Simplified and complete fundamental and harmonic equivalent circuits of three-phase induction machines are discussed. Detailed magnetic fields under steady-state, transient, starting, and short-circuit conditions based on finite-difference (FD) method are presented. Operating point-dependent saturation is introduced. Such calculated magnetic field solutions are novel and not published to date in power quality books. Time and spatial harmonics, interharmonics, and subharmonic losses of three-phase induction machines are calculated and measured, greatly influencing induction machine performance. Fundamental and harmonic torque measurements and resulting operating characteristics for single-phase and three-phase induction machines are presented and explained. The interaction of space and time harmonics is analyzed. The winding stress caused by pulse-width-modulated (PWM), current-controlled voltage-source inverters plays an important role in the design of machines, transformers, variable-speed drives, and power system components.
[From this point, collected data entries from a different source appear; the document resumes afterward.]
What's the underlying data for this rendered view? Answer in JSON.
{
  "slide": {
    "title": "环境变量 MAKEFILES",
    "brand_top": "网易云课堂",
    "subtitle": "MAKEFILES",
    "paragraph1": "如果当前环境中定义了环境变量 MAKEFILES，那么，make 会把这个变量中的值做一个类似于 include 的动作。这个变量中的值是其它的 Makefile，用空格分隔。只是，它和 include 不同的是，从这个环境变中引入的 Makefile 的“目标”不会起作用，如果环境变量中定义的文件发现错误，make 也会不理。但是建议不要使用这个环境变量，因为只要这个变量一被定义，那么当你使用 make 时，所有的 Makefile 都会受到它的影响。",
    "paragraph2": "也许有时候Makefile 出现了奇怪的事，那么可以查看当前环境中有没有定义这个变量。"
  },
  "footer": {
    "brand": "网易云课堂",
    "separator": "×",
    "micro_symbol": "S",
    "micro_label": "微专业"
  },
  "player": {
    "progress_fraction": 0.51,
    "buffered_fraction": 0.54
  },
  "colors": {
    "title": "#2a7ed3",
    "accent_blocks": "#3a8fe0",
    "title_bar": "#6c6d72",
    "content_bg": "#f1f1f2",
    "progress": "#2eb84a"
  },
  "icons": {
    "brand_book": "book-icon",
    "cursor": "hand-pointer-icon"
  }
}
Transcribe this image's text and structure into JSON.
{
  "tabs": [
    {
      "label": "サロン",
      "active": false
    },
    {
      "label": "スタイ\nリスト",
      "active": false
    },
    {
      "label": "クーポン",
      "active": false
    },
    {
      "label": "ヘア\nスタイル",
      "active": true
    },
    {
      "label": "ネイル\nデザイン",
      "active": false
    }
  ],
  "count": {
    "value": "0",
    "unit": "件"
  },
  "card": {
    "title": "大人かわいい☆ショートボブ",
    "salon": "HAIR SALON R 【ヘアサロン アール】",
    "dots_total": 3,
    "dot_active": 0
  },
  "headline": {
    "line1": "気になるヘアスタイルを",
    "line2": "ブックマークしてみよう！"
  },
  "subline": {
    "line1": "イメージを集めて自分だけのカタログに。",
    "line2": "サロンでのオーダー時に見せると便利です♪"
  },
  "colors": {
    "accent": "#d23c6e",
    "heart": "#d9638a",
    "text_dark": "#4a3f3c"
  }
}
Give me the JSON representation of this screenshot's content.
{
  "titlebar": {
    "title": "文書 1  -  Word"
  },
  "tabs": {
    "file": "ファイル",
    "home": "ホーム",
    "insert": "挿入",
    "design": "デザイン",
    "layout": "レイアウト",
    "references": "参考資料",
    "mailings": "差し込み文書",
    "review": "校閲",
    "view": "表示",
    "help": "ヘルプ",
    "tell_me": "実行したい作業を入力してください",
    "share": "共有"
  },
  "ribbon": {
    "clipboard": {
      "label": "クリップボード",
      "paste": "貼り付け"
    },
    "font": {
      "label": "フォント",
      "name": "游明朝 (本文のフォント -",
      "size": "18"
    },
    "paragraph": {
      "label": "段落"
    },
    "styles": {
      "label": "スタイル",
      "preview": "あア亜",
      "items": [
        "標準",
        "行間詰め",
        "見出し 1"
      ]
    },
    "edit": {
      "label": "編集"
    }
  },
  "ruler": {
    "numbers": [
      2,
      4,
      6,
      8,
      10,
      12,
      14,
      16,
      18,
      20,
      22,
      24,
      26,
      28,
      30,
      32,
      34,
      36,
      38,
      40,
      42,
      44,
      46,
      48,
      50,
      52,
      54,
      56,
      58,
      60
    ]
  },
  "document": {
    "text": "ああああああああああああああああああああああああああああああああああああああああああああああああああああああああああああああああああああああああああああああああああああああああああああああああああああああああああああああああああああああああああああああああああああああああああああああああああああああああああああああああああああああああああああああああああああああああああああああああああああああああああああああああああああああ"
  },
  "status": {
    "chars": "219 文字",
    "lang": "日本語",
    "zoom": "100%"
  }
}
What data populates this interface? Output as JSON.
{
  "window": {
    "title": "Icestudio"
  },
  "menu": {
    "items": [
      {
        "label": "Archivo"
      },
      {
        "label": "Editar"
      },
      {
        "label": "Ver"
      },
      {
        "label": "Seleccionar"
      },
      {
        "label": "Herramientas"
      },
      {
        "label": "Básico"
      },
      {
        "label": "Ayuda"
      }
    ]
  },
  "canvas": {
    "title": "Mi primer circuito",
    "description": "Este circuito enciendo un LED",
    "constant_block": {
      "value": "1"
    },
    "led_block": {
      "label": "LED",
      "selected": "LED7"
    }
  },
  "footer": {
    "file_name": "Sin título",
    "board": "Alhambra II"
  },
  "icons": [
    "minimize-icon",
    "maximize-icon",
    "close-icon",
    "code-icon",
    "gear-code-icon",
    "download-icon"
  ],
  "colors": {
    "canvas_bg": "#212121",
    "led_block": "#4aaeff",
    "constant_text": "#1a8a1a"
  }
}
A three-phase induction machine operating within a single-phase power system is important from an electric noise development approach and for providing increased torque within a (rural) single-phase distribution system. The concept of compensation of flux weakening (CFW) leads to increased torques at flux-weakening (FW) operation, which is very important for power-electronic drives employed by electric automobiles at high speed and permits the deployment of batteries with reduced DC output voltages.